6.Revolutionary Time and Wasted Time
After the 1958 revolution, state officials and political party leaders stressed the need to combat "stagnation" in the economy and the bodies of laborers. The word used for this condition was jumud, "a frozen state." Many agreed on the need to "suspend" or "to freeze" various kinds of political mobilization in the present. Sexual difference was crucial to both parts of this process: the conquering of economic stagnation or jumud and the enforcement of political stagnation or tajmid. The chapter focuses on a controversy over a communist women's rural literacy project, which critics saw as violating the tacit terms of the alliance between the state and middle-class feminists.
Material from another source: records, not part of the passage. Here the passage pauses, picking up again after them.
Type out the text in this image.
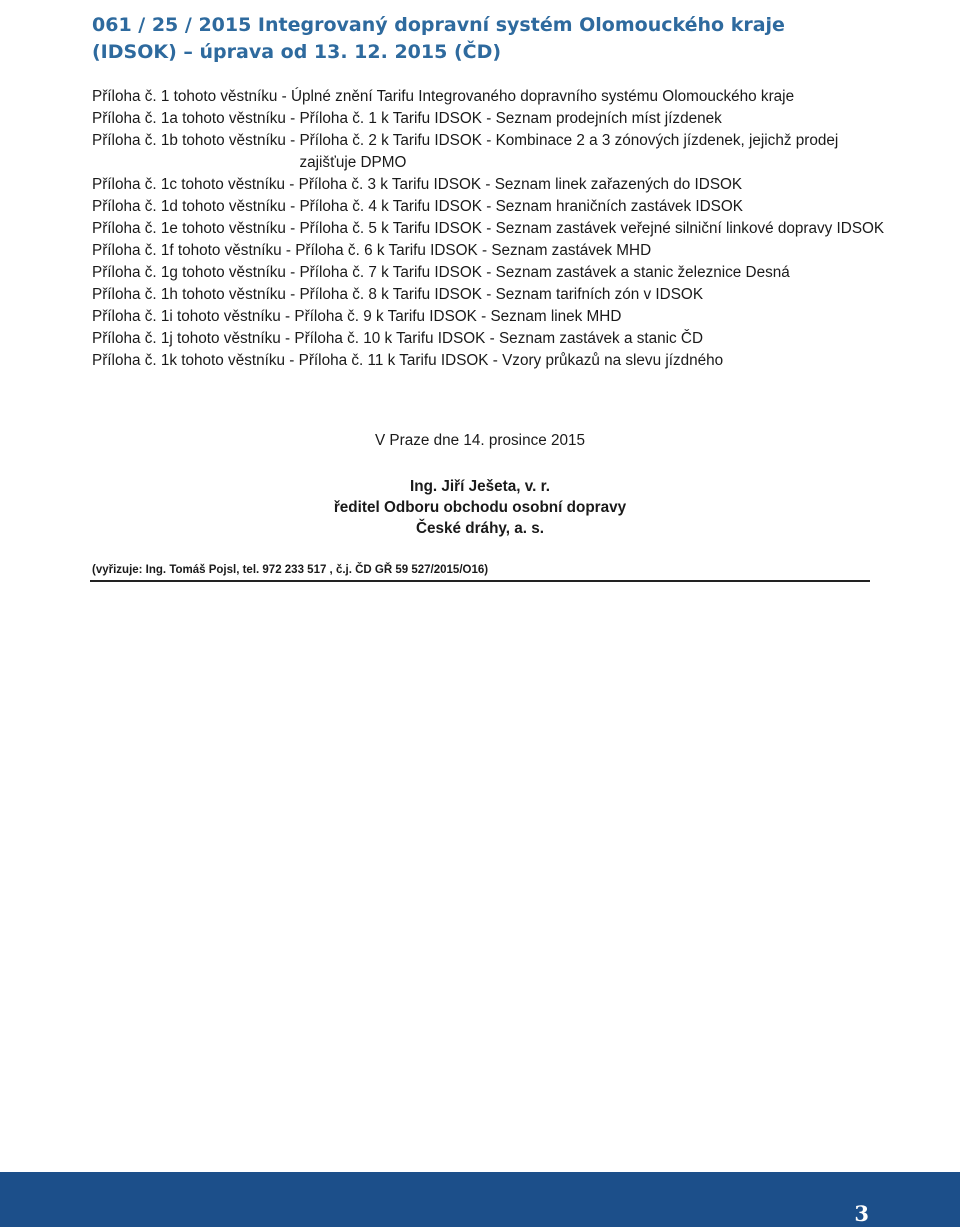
061 / 25 / 2015 Integrovaný dopravní systém Olomouckého kraje (IDSOK) – úprava od 13. 12. 2015 (ČD)
Příloha č. 1 tohoto věstníku - Úplné znění Tarifu Integrovaného dopravního systému Olomouckého kraje
Příloha č. 1a tohoto věstníku - Příloha č. 1 k Tarifu IDSOK - Seznam prodejních míst jízdenek
Příloha č. 1b tohoto věstníku - Příloha č. 2 k Tarifu IDSOK - Kombinace 2 a 3 zónových jízdenek, jejichž prodej zajišťuje DPMO
Příloha č. 1c tohoto věstníku - Příloha č. 3 k Tarifu IDSOK - Seznam linek zařazených do IDSOK
Příloha č. 1d tohoto věstníku - Příloha č. 4 k Tarifu IDSOK - Seznam hraničních zastávek IDSOK
Příloha č. 1e tohoto věstníku - Příloha č. 5 k Tarifu IDSOK - Seznam zastávek veřejné silniční linkové dopravy IDSOK
Příloha č. 1f tohoto věstníku - Příloha č. 6 k Tarifu IDSOK - Seznam zastávek MHD
Příloha č. 1g tohoto věstníku - Příloha č. 7 k Tarifu IDSOK - Seznam zastávek a stanic železnice Desná
Příloha č. 1h tohoto věstníku - Příloha č. 8 k Tarifu IDSOK - Seznam tarifních zón v IDSOK
Příloha č. 1i tohoto věstníku - Příloha č. 9 k Tarifu IDSOK - Seznam linek MHD
Příloha č. 1j tohoto věstníku - Příloha č. 10 k Tarifu IDSOK - Seznam zastávek a stanic ČD
Příloha č. 1k tohoto věstníku - Příloha č. 11 k Tarifu IDSOK - Vzory průkazů na slevu jízdného
V Praze dne 14. prosince 2015
Ing. Jiří Ješeta, v. r.
ředitel Odboru obchodu osobní dopravy
České dráhy, a. s.
(vyřizuje: Ing. Tomáš Pojsl, tel. 972 233 517 , č.j. ČD GŘ 59 527/2015/O16)
3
The project was not believed to propagate techniques for the policing of families in the name of the child's and the nation's future, but to be a symptom of social promiscuity threatening the political order.
7.Law and the Post-Revolutionary Self
This chapter examines the 1959 Personal Status Law, Iraq's first unified national family code under the control of the state. It argues that the law's drive to make marriage more stable, while simultaneously making the conjugal home less permeable to strangers, discloses the use of a reproductive-futurist reasoning to create a properly modern and timeless domestic sphere. The chapter explores responses to the law from communists, Bathists, liberals, and Sunni and Shii ulama'. It considers a Shii juristic critique by the mujtahid Muhammad Bahr al-Ulum, who argued that the law only appeared to promote progressive change, while actually replacing the temporally and spatially dynamic Islamic systems of jurisprudence with legal stasis. This critique suggests a key difference between the modern state's tendency to produce a static space and earlier Islamic understandings of "the state," or al-dawla, as cyclical and thus ever-changing.
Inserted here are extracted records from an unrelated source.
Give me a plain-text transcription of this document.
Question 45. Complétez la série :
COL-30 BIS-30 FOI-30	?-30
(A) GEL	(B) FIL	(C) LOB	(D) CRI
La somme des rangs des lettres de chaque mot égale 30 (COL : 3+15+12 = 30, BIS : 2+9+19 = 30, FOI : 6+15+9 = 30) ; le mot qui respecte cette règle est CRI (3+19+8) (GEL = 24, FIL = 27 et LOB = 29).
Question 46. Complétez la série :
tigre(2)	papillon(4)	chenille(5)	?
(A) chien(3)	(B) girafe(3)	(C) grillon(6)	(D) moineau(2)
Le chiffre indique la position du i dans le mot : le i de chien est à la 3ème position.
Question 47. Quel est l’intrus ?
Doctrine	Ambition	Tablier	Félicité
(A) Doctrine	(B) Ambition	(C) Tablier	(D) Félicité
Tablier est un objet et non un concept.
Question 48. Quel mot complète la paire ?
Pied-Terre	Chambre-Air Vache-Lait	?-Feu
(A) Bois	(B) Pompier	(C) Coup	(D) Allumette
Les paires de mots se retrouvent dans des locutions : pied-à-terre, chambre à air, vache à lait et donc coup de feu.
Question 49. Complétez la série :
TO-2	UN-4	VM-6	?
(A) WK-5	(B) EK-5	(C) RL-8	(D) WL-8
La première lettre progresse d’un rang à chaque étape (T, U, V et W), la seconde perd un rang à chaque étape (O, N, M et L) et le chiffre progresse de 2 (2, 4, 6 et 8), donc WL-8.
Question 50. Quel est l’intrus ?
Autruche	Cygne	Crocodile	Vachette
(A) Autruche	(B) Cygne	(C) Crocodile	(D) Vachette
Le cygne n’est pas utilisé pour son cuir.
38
Epilogue: Postcolonial Heterotemporalitiess
The epilogue explores a famous work by the artist Jawad Salim, Nusb al-Hurriyya, or the Monument to Freedom, which still stands in Baghdad's Liberation Square. The work has usually been read as a linear-historical narrative of the Iraqi nationalist movement and the 1958 revolution it produced. Engaging with a rich tradition of Arabic language art criticism on the monument, the chapter shows how this work also evokes multiple and heterogeneous conceptions of time, often drawn from the Islamic discursive tradition, that can be read as subversive of contemporary developmentalist reasoning. For example, Islamic cyclical imaginaries of time do not work against promises of radical historical change in the monument but on the contrary give such promises more imaginative purchase than they typically achieve in linear modernization narratives, with their tendency to open onto a singular and static future.